Import and drop missing values.

In [None]:
conn = sqlite3.connect('../data/crime_census_weather_tod.db')        
df = pd.read_sql_query("select * from all_crimes", conn)
conn.close()

In [None]:
df = df.dropna(how='any')

### Encode Block Group

In [None]:
le = LabelEncoder()
bg_fit = le.fit(df['BLOCK_GROUP'])

In [None]:
df['bg_cat'] = bg_fit.transform(df['BLOCK_GROUP'])

### Standardize Features

The only features that are standardized in this notebook are those features used in the final model. For a review of feature selection and a standardization of all features, see [Model_Feature_Standardization](https://github.com/georgetown-analytics/DC-Criminalistics/blob/master/notebooks/Model_Feature_Standardization.ipynb), [Model_Feature_Selection_Modeling](https://github.com/georgetown-analytics/DC-Criminalistics/blob/master/notebooks/Model_Feature_Selection_Modeling.ipynb) notebooks.

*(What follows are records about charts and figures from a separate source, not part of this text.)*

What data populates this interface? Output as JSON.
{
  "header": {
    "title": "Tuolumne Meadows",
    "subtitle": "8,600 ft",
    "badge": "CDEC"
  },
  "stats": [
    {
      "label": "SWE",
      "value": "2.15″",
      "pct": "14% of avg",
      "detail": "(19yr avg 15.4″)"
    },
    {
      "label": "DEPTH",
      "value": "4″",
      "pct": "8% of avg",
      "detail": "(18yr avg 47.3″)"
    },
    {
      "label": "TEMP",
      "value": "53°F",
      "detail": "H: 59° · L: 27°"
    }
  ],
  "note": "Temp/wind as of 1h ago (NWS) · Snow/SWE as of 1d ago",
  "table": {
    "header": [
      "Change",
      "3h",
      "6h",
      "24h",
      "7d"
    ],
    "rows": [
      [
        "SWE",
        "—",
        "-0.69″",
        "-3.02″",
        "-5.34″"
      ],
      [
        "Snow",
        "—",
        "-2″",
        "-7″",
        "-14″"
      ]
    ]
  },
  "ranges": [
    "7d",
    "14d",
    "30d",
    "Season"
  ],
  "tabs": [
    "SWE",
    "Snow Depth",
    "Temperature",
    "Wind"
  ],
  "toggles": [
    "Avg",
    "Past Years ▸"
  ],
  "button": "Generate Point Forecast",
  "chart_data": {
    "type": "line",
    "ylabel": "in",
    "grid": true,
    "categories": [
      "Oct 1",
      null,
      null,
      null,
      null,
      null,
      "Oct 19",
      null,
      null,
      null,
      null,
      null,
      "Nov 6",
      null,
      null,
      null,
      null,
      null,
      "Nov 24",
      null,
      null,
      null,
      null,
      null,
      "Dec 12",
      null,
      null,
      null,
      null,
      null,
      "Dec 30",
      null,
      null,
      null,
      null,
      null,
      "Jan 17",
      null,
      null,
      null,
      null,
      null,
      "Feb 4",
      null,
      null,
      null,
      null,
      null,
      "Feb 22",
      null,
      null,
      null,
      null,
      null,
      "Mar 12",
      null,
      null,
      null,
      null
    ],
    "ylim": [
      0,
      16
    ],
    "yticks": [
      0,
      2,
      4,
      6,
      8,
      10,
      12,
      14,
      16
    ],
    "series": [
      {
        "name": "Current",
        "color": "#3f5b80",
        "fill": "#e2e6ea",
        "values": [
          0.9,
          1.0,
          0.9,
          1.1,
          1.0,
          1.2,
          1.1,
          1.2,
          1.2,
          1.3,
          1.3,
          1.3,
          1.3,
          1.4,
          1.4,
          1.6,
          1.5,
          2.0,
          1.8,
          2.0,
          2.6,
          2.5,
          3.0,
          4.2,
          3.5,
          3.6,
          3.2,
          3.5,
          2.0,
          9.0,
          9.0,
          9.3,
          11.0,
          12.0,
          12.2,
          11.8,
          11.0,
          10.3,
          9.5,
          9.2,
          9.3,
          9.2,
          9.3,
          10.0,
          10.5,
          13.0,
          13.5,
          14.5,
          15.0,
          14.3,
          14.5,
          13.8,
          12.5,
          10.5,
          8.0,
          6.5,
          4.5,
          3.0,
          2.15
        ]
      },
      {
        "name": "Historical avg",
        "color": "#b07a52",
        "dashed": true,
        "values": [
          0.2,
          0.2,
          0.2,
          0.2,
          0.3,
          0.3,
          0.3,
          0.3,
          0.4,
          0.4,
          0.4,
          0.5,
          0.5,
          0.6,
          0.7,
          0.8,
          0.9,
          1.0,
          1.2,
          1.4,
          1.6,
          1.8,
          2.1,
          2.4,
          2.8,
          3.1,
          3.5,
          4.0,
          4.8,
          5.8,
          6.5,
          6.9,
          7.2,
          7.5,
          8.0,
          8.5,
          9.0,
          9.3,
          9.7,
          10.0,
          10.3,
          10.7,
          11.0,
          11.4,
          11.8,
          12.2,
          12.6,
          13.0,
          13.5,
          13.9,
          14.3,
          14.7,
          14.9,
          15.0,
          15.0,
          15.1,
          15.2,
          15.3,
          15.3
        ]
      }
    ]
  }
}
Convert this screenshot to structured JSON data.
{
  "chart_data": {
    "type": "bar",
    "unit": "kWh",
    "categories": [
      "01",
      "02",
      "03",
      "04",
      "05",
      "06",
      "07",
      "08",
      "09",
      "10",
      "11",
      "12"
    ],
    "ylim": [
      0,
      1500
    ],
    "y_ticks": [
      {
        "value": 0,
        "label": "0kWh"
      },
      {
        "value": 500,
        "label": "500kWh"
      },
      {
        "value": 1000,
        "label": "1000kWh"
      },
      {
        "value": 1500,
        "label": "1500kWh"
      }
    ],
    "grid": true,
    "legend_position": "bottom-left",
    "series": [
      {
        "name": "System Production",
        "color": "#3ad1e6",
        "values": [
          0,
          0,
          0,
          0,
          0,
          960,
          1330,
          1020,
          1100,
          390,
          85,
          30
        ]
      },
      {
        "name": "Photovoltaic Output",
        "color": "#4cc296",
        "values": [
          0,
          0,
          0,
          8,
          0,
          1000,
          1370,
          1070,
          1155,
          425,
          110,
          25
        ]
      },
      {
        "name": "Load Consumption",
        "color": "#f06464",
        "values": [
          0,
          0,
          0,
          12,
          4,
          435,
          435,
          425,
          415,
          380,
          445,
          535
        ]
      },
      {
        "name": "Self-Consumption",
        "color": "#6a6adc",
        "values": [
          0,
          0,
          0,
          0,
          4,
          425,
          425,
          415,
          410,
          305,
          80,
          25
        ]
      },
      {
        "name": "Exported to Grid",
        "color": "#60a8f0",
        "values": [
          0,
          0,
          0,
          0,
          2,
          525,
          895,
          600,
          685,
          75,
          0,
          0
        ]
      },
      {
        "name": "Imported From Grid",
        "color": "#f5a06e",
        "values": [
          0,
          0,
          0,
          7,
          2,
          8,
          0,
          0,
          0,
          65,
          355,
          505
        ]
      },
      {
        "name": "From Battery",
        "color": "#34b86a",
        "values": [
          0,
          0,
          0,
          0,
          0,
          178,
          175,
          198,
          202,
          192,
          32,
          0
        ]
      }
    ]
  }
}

**Features**: Census block group, day of the month, day of the week, time of day, temperature, and UV index.  
**Target**: Standardized and classified crime rate.

In [None]:
feature_cols = [
    'bg_cat', 'day', 'weekday', 'tod_num', 'temperature', 'uv_index',
]

In [None]:
scaler = StandardScaler()
scaler_fit = scaler.fit(df[feature_cols])

In [None]:
features = pd.DataFrame(scaler_fit.transform(df[feature_cols]),
                        columns=feature_cols)

In [None]:
target = df['crime_rate_cat']

### Modeling

**Model**: Bagging Classifier with Decision Tree estimator, which is the default estimator for this classifier.

For a more detailed exposition of other models and techniques used to run and store multiple models in working memory, see [Model_Feature_Selection_Modeling](https://github.com/georgetown-analytics/DC-Criminalistics/blob/master/notebooks/Model_Feature_Selection_Modeling.ipynb).

In [None]:
X_train, X_test, y_train, y_test = train_test_split(features, target, test_size=0.2)

In [None]:
model = BaggingClassifier(base_estimator=DecisionTreeClassifier())

In [None]:
bc_fit = model.fit(X_train, y_train)

### Output Data

We have three fits we need to export:
1. Encodeded block group
2. Standardized features
3. Bagging classification model.

Block Group Encoding

In [None]:
pickle.dump(bg_fit, open('../model/block-group-encoding-fit.sav', 'wb'))

Standardization

In [None]:
pickle.dump(scaler_fit, open('../model/feature-standardization-fit.sav', 'wb'))

Bagging Classifier with Decision Tree Estimator

In [None]:
joblib.dump(bc_fit, '../model/bagging-classifier-fit.sav')